The road is wet, wet as I squish sand and gravel under my runners. The air has been scrubbed clean with rain. Under my feet are worms, and I'm stepping around them continually. A bird smorgasbord, all you can eat worms, I think. On the camera I see I'm low on picture space. I snap conservatively.
I'm past the Governance Centre, past the All Nations Healing Hospital, the four flags flying free, and I'm almost at the cement yard when I gasp, hold my hands over my mouth. Sue had asked me if she could walk with me this morning, from my house, at seven-thirty. It's around seven, and here I am over half-way to school.
What to do?

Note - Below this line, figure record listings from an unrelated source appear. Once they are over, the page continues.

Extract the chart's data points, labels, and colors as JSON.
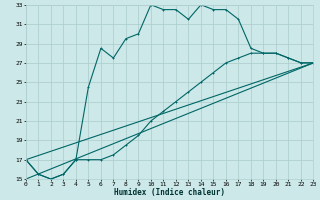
{
  "xlabel": "Humidex (Indice chaleur)",
  "bg_color": "#cce8e8",
  "grid_color": "#b0d0d0",
  "line_color": "#006666",
  "xlim": [
    0,
    23
  ],
  "ylim": [
    15,
    33
  ],
  "xticks": [
    0,
    1,
    2,
    3,
    4,
    5,
    6,
    7,
    8,
    9,
    10,
    11,
    12,
    13,
    14,
    15,
    16,
    17,
    18,
    19,
    20,
    21,
    22,
    23
  ],
  "yticks": [
    15,
    17,
    19,
    21,
    23,
    25,
    27,
    29,
    31,
    33
  ],
  "curve1_x": [
    0,
    1,
    2,
    3,
    4,
    5,
    6,
    7,
    8,
    9,
    10,
    11,
    12,
    13,
    14,
    15,
    16,
    17,
    18,
    19,
    20,
    21,
    22,
    23
  ],
  "curve1_y": [
    17,
    15.5,
    15,
    15.5,
    17,
    24.5,
    28.5,
    27.5,
    29.5,
    30,
    33,
    32.5,
    32.5,
    31.5,
    33,
    32.5,
    32.5,
    31.5,
    28.5,
    28,
    28,
    27.5,
    27,
    27
  ],
  "curve2_x": [
    0,
    1,
    2,
    3,
    4,
    5,
    6,
    7,
    8,
    9,
    10,
    11,
    12,
    13,
    14,
    15,
    16,
    17,
    18,
    19,
    20,
    21,
    22,
    23
  ],
  "curve2_y": [
    17,
    15.5,
    15,
    15.5,
    17,
    17,
    17,
    17.5,
    18.5,
    19.5,
    21,
    22,
    23,
    24,
    25,
    26,
    27,
    27.5,
    28,
    28,
    28,
    27.5,
    27,
    27
  ],
  "curve3_x": [
    0,
    23
  ],
  "curve3_y": [
    15,
    27
  ],
  "curve4_x": [
    0,
    23
  ],
  "curve4_y": [
    17,
    27
  ],
  "xlabel_fontsize": 5.5,
  "tick_fontsize": 4.5,
  "lw": 0.8,
  "ms": 2.0
}
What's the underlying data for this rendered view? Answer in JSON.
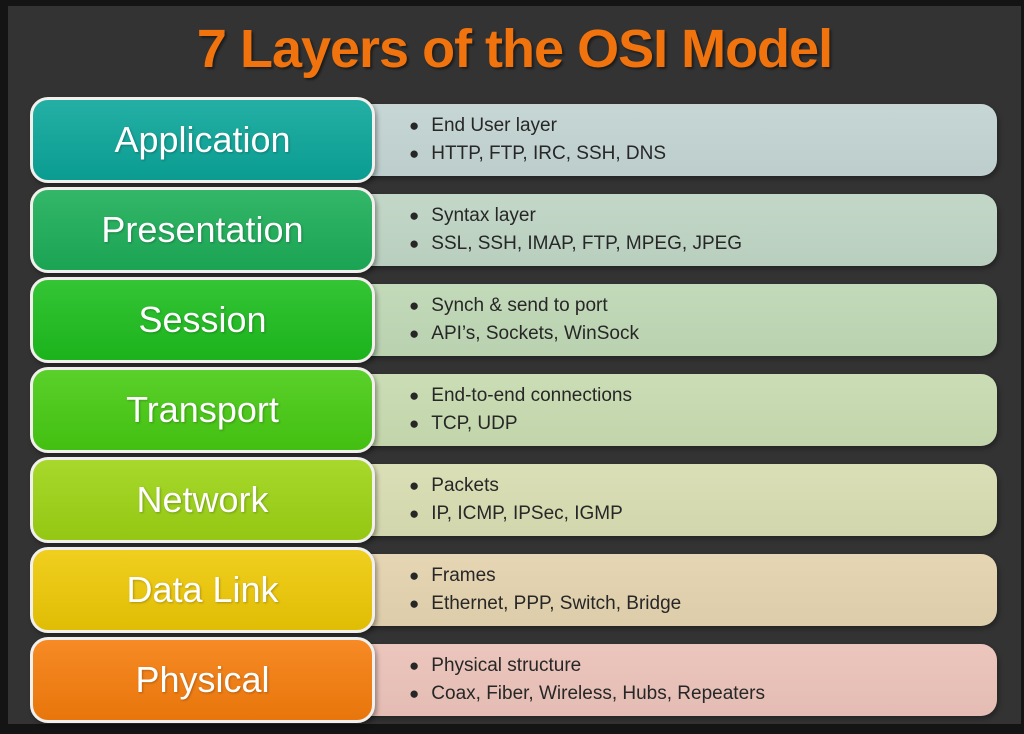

If I walk back home I've wasted my extra-hour of school work. If I go to school, I've missed out on talking with Sue, and she's such an encouragement. If I had my cell phone, I'd try catching her, but my phone has stopped working, and that's the only place I have Sue's number anyway. Even if I hurried to school, I'd likely miss catching her before she could leave home. I turn around and start walking for home, slowly. I pray, God, give me lots of good energy to finish my interim reports either tonight or Friday morning.
I've never walked home on this road at seven in the morning. I feel like I've just been given a free pass somewhere new, a surprise adventure. I walk slowly, breathing the floral air. It's like a snow day in the spring.
I am at the hospital, walking along the left side of the road when I see something rained into the ground like a long ribbon. I pull at the soaking silk and it is almost stuck in the sand. As I hold it up, I recognize the colouring: red, blue, white. I look up at the flags. It's a wind-torn strip off the Union Jack. Here's my ticket to adventure, to a story waiting to be told.
My pace slows even more as I cross the bridge toward home, pass the Governance Centre toward home, but at the pow wow grounds, I hear a car behind me. I see it's Sue. She has a wide smile to match mine and she rolls her window down. I confess my forgetfulness; she apologizes for not reminding me; I assure her I could have forgotten just as easily with a reminder; she is touched that I turned back for her; I show her the ribbon of Union Jack; she says, "I can't wait to see what you do with that." djdjdj
She parks her car on the grassy turn-off to the Treaty Four grounds. We turn around and continue our treaty walk.